Figure 6: Failure case where COCO-trained detector mislabels a toothbrush as a bird due to context mismatches, leading to spurious metric outcomes in GenEval.

The GenEval 2 pipeline and Soft-TIFA metric deliver a more adequate response, but the authors urge the community that continuous benchmarking and metric updating are essential. Reliance on closed-source APIs (such as GPT-4o) exacerbates reproducibility issues given potential deprecation or undisclosed changes, reinforcing the recommendation to leverage high-performing, open-source VLMs for sustained, transparent evaluation.

Conclusion

GenEval 2 provides a challenging, fine-grained, and compositional benchmark for systematically auditing text-to-image model progress, exposing meaningful limitations in state-of-the-art architectures undetectable by prior generations of evaluation.
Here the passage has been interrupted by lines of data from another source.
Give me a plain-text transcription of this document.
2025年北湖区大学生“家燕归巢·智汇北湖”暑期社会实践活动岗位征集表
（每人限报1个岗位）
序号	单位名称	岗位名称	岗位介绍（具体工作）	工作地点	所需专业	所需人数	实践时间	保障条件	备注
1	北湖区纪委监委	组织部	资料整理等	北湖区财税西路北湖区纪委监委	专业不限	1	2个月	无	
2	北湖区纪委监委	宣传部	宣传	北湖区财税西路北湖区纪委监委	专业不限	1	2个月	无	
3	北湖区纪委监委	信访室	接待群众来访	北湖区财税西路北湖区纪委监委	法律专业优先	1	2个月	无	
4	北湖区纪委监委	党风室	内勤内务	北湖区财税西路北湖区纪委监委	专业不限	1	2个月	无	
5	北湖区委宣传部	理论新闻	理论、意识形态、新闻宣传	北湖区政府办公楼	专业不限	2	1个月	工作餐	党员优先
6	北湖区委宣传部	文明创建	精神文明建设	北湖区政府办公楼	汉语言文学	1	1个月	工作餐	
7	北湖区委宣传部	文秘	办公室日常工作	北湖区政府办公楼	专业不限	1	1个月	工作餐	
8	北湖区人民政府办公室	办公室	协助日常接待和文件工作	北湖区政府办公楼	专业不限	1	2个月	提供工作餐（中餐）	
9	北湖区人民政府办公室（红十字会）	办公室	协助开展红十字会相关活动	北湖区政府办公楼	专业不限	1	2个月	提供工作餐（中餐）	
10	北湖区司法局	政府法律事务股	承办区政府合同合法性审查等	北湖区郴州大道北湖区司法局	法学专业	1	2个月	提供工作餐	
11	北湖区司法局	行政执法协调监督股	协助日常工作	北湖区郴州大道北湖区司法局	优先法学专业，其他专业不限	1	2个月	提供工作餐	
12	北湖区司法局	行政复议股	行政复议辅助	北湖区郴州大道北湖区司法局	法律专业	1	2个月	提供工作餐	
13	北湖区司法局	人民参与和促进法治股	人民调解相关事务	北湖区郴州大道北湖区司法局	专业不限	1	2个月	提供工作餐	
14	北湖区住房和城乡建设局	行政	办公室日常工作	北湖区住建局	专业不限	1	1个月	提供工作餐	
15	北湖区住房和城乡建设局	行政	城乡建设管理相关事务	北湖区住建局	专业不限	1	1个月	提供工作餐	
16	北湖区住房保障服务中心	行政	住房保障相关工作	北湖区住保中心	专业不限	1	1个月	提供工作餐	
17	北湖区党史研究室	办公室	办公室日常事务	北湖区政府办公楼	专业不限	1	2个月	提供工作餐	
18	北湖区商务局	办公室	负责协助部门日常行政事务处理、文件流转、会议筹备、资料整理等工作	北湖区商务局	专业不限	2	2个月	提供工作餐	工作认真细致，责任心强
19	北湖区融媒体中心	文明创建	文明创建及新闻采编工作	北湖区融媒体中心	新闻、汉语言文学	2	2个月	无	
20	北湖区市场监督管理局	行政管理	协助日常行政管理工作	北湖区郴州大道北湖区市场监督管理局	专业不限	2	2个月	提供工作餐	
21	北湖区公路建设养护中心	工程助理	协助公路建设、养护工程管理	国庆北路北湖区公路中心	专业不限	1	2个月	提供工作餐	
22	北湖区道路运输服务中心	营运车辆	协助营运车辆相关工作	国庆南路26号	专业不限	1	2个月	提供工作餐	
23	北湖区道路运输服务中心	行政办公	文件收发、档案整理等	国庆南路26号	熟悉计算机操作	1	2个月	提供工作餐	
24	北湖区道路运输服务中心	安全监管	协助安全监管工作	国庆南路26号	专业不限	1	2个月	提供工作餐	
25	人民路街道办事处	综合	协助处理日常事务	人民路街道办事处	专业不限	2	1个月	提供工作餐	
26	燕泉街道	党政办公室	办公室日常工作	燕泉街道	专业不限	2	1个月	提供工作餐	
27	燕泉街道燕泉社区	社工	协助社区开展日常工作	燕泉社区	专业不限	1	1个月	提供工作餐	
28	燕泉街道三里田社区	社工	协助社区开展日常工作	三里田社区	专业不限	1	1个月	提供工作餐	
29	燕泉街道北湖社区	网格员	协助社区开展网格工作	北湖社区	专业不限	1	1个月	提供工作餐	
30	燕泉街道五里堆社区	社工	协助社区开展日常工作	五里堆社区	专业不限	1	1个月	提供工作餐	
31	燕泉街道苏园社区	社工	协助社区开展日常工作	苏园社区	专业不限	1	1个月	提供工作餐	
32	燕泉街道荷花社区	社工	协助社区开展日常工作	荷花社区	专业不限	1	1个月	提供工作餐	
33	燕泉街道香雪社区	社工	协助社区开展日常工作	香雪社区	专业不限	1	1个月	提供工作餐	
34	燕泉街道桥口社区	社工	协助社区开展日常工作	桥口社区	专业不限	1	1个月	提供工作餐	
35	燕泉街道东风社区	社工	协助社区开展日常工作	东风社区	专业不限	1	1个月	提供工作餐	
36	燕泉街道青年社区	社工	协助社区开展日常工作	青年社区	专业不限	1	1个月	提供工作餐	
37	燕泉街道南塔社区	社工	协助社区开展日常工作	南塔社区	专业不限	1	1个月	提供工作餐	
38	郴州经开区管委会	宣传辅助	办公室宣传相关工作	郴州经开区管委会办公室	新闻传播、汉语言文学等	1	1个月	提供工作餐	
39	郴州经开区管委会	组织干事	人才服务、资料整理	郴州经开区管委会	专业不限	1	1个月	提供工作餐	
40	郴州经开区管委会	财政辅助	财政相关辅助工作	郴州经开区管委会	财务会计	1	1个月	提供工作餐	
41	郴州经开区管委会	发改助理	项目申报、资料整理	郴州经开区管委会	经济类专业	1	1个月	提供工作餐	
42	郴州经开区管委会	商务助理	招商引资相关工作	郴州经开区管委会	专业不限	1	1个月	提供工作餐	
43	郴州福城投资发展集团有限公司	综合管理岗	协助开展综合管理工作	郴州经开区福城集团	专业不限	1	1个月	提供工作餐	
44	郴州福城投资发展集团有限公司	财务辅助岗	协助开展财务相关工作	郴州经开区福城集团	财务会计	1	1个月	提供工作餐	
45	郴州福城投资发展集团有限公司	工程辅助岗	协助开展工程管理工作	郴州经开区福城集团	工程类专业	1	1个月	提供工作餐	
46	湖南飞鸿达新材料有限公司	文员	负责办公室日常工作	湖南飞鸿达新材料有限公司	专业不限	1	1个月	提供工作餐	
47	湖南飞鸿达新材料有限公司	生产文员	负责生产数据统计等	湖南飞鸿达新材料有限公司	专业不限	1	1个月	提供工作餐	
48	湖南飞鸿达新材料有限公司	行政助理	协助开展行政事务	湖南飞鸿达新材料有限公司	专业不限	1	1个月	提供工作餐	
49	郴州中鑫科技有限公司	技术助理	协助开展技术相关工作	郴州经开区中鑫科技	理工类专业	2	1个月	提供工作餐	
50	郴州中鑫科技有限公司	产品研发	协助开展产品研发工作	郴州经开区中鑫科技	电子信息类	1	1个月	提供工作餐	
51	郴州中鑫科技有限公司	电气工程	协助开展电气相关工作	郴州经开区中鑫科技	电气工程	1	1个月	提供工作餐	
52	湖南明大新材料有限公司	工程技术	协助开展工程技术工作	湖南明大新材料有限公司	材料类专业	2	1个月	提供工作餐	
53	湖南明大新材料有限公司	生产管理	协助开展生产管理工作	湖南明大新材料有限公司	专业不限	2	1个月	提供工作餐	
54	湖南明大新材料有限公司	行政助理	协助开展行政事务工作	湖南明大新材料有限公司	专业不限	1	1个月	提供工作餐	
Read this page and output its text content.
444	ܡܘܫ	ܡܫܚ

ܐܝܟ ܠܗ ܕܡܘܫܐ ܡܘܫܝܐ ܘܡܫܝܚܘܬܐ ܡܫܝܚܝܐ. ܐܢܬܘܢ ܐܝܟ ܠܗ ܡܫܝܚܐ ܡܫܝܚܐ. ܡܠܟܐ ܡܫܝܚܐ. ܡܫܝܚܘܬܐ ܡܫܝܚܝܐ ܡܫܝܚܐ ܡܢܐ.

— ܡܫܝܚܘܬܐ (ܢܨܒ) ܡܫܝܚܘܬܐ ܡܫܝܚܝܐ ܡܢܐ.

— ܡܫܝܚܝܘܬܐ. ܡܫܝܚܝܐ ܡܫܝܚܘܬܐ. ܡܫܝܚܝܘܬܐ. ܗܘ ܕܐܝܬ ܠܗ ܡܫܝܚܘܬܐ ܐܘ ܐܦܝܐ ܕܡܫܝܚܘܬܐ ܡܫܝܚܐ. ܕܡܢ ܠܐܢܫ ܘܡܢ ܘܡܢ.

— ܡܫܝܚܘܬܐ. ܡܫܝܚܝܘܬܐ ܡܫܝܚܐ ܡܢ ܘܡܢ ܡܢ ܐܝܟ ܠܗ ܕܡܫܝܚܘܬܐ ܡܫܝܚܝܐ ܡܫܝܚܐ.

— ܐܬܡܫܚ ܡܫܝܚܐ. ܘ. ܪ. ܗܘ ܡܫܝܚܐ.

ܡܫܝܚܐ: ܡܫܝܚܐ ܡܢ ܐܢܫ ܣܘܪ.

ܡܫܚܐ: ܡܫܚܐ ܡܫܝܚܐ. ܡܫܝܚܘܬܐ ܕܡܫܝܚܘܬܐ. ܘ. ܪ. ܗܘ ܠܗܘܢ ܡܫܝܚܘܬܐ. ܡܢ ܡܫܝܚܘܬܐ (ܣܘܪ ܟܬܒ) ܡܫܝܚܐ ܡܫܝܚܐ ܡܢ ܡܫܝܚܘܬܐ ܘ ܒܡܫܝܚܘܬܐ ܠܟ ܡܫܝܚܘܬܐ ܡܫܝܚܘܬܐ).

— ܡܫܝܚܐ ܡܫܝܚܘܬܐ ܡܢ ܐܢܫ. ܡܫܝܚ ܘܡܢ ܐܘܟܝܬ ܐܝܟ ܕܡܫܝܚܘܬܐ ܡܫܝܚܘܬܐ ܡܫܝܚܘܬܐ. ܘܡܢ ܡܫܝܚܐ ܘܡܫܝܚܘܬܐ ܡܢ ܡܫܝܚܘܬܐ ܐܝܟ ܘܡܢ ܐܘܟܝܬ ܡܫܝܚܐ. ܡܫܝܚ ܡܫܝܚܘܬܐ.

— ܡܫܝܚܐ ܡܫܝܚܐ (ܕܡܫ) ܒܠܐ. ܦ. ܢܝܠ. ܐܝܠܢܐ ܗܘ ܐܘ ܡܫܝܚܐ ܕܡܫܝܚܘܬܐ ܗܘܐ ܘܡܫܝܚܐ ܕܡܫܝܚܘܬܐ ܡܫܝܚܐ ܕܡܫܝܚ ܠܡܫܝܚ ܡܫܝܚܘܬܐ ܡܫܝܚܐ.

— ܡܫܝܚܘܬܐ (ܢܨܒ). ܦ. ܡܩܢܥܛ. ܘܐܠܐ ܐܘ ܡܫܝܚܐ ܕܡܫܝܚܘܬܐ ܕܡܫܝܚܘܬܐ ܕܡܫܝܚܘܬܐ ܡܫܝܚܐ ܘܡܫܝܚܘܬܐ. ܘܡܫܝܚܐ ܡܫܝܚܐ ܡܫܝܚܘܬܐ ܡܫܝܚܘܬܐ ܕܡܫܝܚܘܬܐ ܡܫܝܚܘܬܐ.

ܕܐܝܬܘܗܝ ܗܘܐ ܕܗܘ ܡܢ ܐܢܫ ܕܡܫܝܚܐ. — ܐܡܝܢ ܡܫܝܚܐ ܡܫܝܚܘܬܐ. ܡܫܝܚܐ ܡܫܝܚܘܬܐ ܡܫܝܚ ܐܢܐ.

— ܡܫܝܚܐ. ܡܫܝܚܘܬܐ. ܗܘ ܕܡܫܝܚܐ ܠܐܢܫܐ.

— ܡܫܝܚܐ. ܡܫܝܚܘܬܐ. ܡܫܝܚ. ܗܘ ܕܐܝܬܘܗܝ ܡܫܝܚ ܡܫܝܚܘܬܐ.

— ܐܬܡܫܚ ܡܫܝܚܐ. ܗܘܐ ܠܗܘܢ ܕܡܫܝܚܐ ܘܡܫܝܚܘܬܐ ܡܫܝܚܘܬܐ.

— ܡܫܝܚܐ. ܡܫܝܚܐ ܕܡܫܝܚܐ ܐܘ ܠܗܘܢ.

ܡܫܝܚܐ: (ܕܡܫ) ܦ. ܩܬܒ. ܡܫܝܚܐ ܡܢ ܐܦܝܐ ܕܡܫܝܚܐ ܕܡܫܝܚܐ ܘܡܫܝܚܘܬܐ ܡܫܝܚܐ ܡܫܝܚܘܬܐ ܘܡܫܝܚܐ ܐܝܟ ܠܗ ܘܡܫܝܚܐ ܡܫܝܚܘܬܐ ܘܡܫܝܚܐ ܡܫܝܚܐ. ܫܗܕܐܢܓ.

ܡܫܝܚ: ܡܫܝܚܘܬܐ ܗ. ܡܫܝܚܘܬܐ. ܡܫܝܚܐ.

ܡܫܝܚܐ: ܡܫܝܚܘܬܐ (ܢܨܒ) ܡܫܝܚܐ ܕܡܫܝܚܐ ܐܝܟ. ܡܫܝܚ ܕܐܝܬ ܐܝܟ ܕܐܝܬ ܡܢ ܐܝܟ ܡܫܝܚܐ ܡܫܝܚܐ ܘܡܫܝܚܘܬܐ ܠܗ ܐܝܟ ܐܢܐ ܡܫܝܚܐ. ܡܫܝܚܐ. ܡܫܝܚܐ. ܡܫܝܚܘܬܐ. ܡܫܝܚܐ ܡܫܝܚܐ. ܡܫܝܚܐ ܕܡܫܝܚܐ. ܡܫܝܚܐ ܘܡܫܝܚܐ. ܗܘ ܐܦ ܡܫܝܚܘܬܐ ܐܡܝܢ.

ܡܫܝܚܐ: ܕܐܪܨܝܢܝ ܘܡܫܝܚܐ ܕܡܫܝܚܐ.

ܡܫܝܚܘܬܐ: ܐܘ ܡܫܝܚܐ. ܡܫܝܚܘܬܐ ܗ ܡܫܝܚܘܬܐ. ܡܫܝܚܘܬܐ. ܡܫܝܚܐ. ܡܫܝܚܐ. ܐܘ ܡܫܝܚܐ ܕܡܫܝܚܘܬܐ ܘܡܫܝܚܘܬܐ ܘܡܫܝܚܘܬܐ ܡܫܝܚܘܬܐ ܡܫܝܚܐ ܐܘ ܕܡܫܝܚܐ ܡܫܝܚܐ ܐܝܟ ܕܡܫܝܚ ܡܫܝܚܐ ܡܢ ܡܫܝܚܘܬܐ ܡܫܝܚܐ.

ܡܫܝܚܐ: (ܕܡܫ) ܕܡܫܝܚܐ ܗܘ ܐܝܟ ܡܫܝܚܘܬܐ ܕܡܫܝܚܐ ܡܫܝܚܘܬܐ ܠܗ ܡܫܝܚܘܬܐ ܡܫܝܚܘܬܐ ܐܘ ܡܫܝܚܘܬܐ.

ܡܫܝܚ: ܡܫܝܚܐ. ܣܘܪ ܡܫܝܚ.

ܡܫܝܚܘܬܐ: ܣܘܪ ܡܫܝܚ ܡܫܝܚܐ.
The Soft-TIFA metric sets a new standard for robustness and human alignment in T2I evaluation, mitigating (though not eliminating) the impact of continual benchmark drift. Theoretical and practical progress in T2I now requires routine auditing and adaptation of benchmarks and metrics, aligned with the evolution of T2I model capabilities.

References

All findings, benchmark descriptions, and empirical results are drawn from "GenEval 2: Addressing Benchmark Drift in Text-to-Image Evaluation" (2512.16853).